Folk music might not have exactly been through a revolution of late, if for no other reason than that all sounds a bit drastic. Steady on, brother. If we could talk about it changing its top we might be on the right lines. Either way, it’s smartened up a bit, thrown on something a bit sharper, reigned in the ambling stereotype, and got online. We’re fairly certain it’s not knitting its own underwear anymore anyway. Take as evidence for this recent years’ intoxicating and sometimes dizzying output from the likes of Adem, Patrick Wolf, the ever surprising Kathryn Williams and the flowering of folktronica. And as loathed as that expression may be by some hair-splitting sorts it does hint in exactly the right direction – folk music doesn’t have to be faithfully straightforward. It’s a thought that’s been toyed with ever since Dylan shifted the earth a few degrees closer to hell by stepping on a distortion pedal in public, but it can’t be denied that this current lot do have particularly fertile imaginations.

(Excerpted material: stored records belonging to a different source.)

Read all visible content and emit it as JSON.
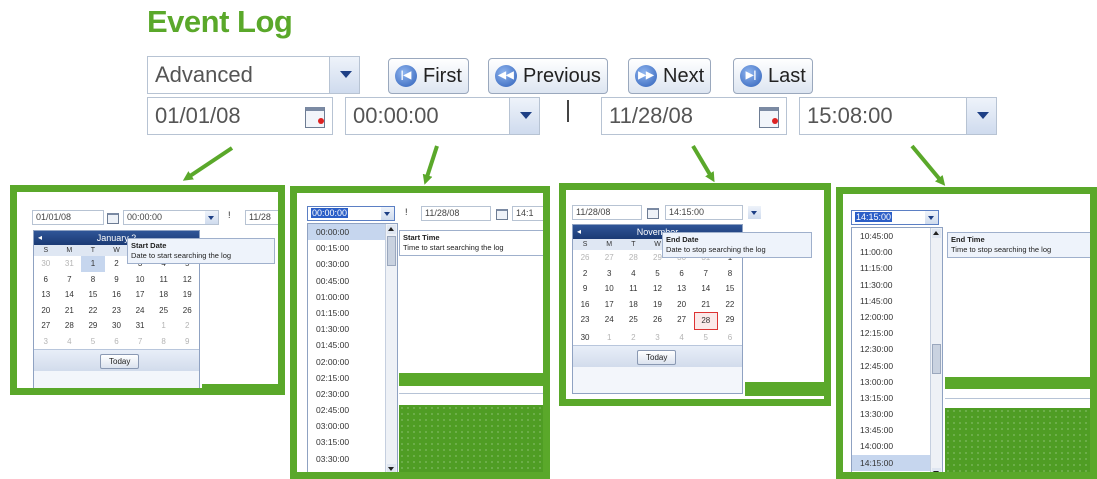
{
  "title": "Event Log",
  "toolbar": {
    "mode_value": "Advanced",
    "first_label": "First",
    "previous_label": "Previous",
    "next_label": "Next",
    "last_label": "Last",
    "start_date": "01/01/08",
    "start_time": "00:00:00",
    "range_separator": "|",
    "end_date": "11/28/08",
    "end_time": "15:08:00"
  },
  "panel_start_date": {
    "date_value": "01/01/08",
    "time_value": "00:00:00",
    "separator": "!",
    "end_date_partial": "11/28",
    "month_label": "January 2",
    "dow": [
      "S",
      "M",
      "T",
      "W",
      "T",
      "F",
      "S"
    ],
    "days": [
      {
        "d": "30",
        "c": "dim"
      },
      {
        "d": "31",
        "c": "dim"
      },
      {
        "d": "1",
        "c": "today"
      },
      {
        "d": "2",
        "c": ""
      },
      {
        "d": "3",
        "c": ""
      },
      {
        "d": "4",
        "c": ""
      },
      {
        "d": "5",
        "c": ""
      },
      {
        "d": "6",
        "c": ""
      },
      {
        "d": "7",
        "c": ""
      },
      {
        "d": "8",
        "c": ""
      },
      {
        "d": "9",
        "c": ""
      },
      {
        "d": "10",
        "c": ""
      },
      {
        "d": "11",
        "c": ""
      },
      {
        "d": "12",
        "c": ""
      },
      {
        "d": "13",
        "c": ""
      },
      {
        "d": "14",
        "c": ""
      },
      {
        "d": "15",
        "c": ""
      },
      {
        "d": "16",
        "c": ""
      },
      {
        "d": "17",
        "c": ""
      },
      {
        "d": "18",
        "c": ""
      },
      {
        "d": "19",
        "c": ""
      },
      {
        "d": "20",
        "c": ""
      },
      {
        "d": "21",
        "c": ""
      },
      {
        "d": "22",
        "c": ""
      },
      {
        "d": "23",
        "c": ""
      },
      {
        "d": "24",
        "c": ""
      },
      {
        "d": "25",
        "c": ""
      },
      {
        "d": "26",
        "c": ""
      },
      {
        "d": "27",
        "c": ""
      },
      {
        "d": "28",
        "c": ""
      },
      {
        "d": "29",
        "c": ""
      },
      {
        "d": "30",
        "c": ""
      },
      {
        "d": "31",
        "c": ""
      },
      {
        "d": "1",
        "c": "dim"
      },
      {
        "d": "2",
        "c": "dim"
      },
      {
        "d": "3",
        "c": "dim"
      },
      {
        "d": "4",
        "c": "dim"
      },
      {
        "d": "5",
        "c": "dim"
      },
      {
        "d": "6",
        "c": "dim"
      },
      {
        "d": "7",
        "c": "dim"
      },
      {
        "d": "8",
        "c": "dim"
      },
      {
        "d": "9",
        "c": "dim"
      }
    ],
    "today_label": "Today",
    "tooltip_title": "Start Date",
    "tooltip_text": "Date to start searching the log"
  },
  "panel_start_time": {
    "time_value": "00:00:00",
    "separator": "!",
    "end_date": "11/28/08",
    "end_time_partial": "14:1",
    "times": [
      "00:00:00",
      "00:15:00",
      "00:30:00",
      "00:45:00",
      "01:00:00",
      "01:15:00",
      "01:30:00",
      "01:45:00",
      "02:00:00",
      "02:15:00",
      "02:30:00",
      "02:45:00",
      "03:00:00",
      "03:15:00",
      "03:30:00"
    ],
    "tooltip_title": "Start Time",
    "tooltip_text": "Time to start searching the log"
  },
  "panel_end_date": {
    "date_value": "11/28/08",
    "time_value": "14:15:00",
    "month_label": "November",
    "dow": [
      "S",
      "M",
      "T",
      "W",
      "T",
      "F",
      "S"
    ],
    "days": [
      {
        "d": "26",
        "c": "dim"
      },
      {
        "d": "27",
        "c": "dim"
      },
      {
        "d": "28",
        "c": "dim"
      },
      {
        "d": "29",
        "c": "dim"
      },
      {
        "d": "30",
        "c": "dim"
      },
      {
        "d": "31",
        "c": "dim"
      },
      {
        "d": "1",
        "c": ""
      },
      {
        "d": "2",
        "c": ""
      },
      {
        "d": "3",
        "c": ""
      },
      {
        "d": "4",
        "c": ""
      },
      {
        "d": "5",
        "c": ""
      },
      {
        "d": "6",
        "c": ""
      },
      {
        "d": "7",
        "c": ""
      },
      {
        "d": "8",
        "c": ""
      },
      {
        "d": "9",
        "c": ""
      },
      {
        "d": "10",
        "c": ""
      },
      {
        "d": "11",
        "c": ""
      },
      {
        "d": "12",
        "c": ""
      },
      {
        "d": "13",
        "c": ""
      },
      {
        "d": "14",
        "c": ""
      },
      {
        "d": "15",
        "c": ""
      },
      {
        "d": "16",
        "c": ""
      },
      {
        "d": "17",
        "c": ""
      },
      {
        "d": "18",
        "c": ""
      },
      {
        "d": "19",
        "c": ""
      },
      {
        "d": "20",
        "c": ""
      },
      {
        "d": "21",
        "c": ""
      },
      {
        "d": "22",
        "c": ""
      },
      {
        "d": "23",
        "c": ""
      },
      {
        "d": "24",
        "c": ""
      },
      {
        "d": "25",
        "c": ""
      },
      {
        "d": "26",
        "c": ""
      },
      {
        "d": "27",
        "c": ""
      },
      {
        "d": "28",
        "c": "sel"
      },
      {
        "d": "29",
        "c": ""
      },
      {
        "d": "30",
        "c": ""
      },
      {
        "d": "1",
        "c": "dim"
      },
      {
        "d": "2",
        "c": "dim"
      },
      {
        "d": "3",
        "c": "dim"
      },
      {
        "d": "4",
        "c": "dim"
      },
      {
        "d": "5",
        "c": "dim"
      },
      {
        "d": "6",
        "c": "dim"
      }
    ],
    "today_label": "Today",
    "tooltip_title": "End Date",
    "tooltip_text": "Date to stop searching the log"
  },
  "panel_end_time": {
    "time_value": "14:15:00",
    "times": [
      "10:45:00",
      "11:00:00",
      "11:15:00",
      "11:30:00",
      "11:45:00",
      "12:00:00",
      "12:15:00",
      "12:30:00",
      "12:45:00",
      "13:00:00",
      "13:15:00",
      "13:30:00",
      "13:45:00",
      "14:00:00",
      "14:15:00"
    ],
    "tooltip_title": "End Time",
    "tooltip_text": "Time to stop searching the log"
  },
  "colors": {
    "accent_green": "#5aa82a",
    "calendar_header": "#1b3a74",
    "selection_blue": "#c6d6ee"
  }
}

All of which sets the scene nicely for dapper Aussie songwriting man M.Craft. So modern in fact that his name’s even got a dot in it already. In his promo shots he looks more like he’s en route to complete The Rakes’ accounts than clutch an acoustic guitar close and emote warmly, gently, privately. And such superficial pointers are mirrored organically in the considerately tailored stylings of his music. Songs like the gentle, mandolin streaked ‘I Got Nobody Waiting For Me’ with its heavyweight harmonic jacket, and the lonely plucked simplicity of ‘Teardrop Tattoo’, remind of the late Elliott Smith, and ‘Love Knows How To Fight’ of the wholesome desert-plain songwriting of Ryan Adams. But that is merely the foundation level.

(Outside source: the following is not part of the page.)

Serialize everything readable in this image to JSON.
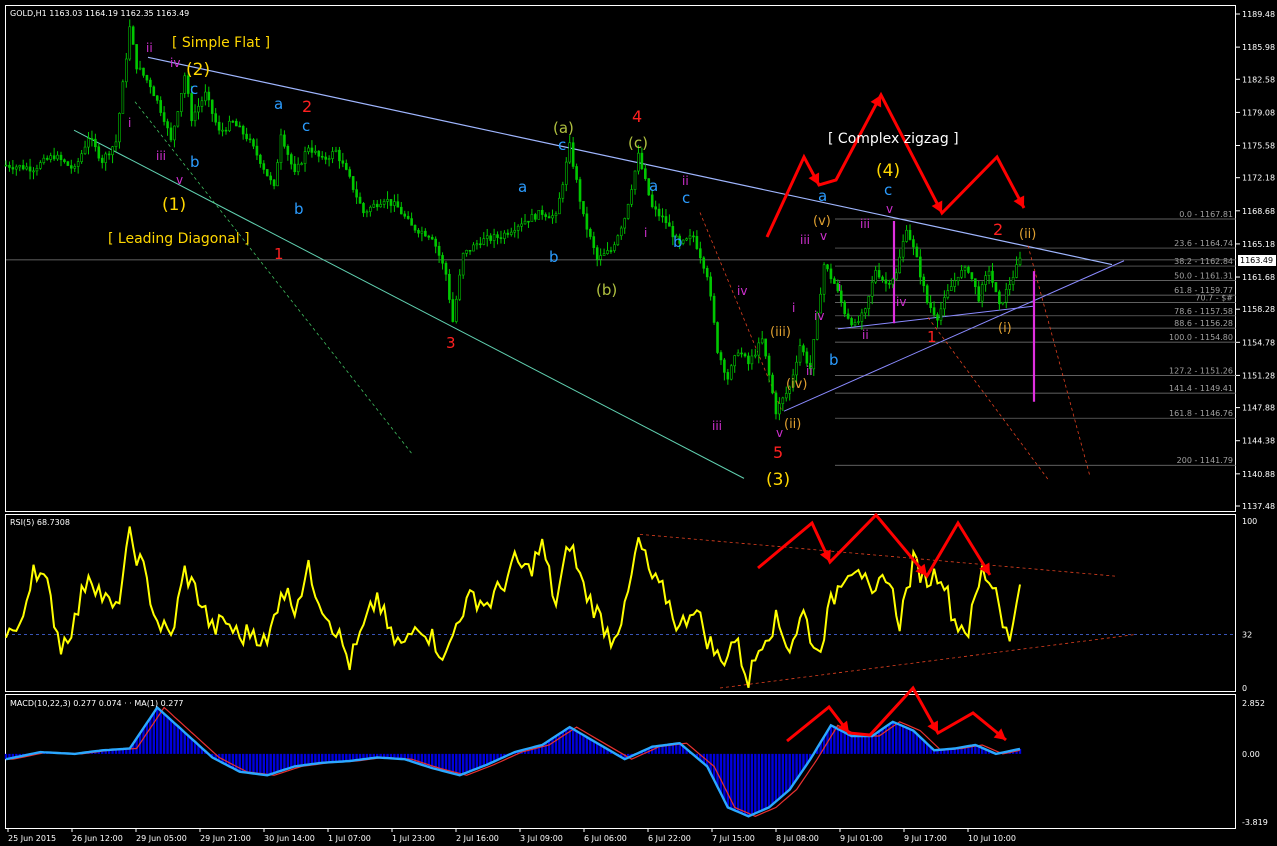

Beyond this there’s a bundle of lounge-jazz influence thrown around in ‘Snowblind’ and ‘Emily Snow’, a gruffed-up showman attitude a little akin to Damon Gough in ‘You Are The Music’ (fronting French pop titans Phoenix perhaps) and some Super Furries 60’s psychedelic choral oddity going on in ‘The Soldier’. Then there’s ‘Lucille (Where Did The Love Go?)’ which sounds like Willy Mason playing ‘Girlfriend In A Coma’ in the style of The Kinks, which has to be a reasonable idea. He has Beck’s sense of musical mischief without being so outlandish. This is folk music at heart, stemming from delicate pluckings and the unhurried gentility of his just-above-room-temperature vocal tones, but it amounts to something far less simplistic. Something like a folk ball-bearing thrown into the roulette wheel of musical genres on a medium spin.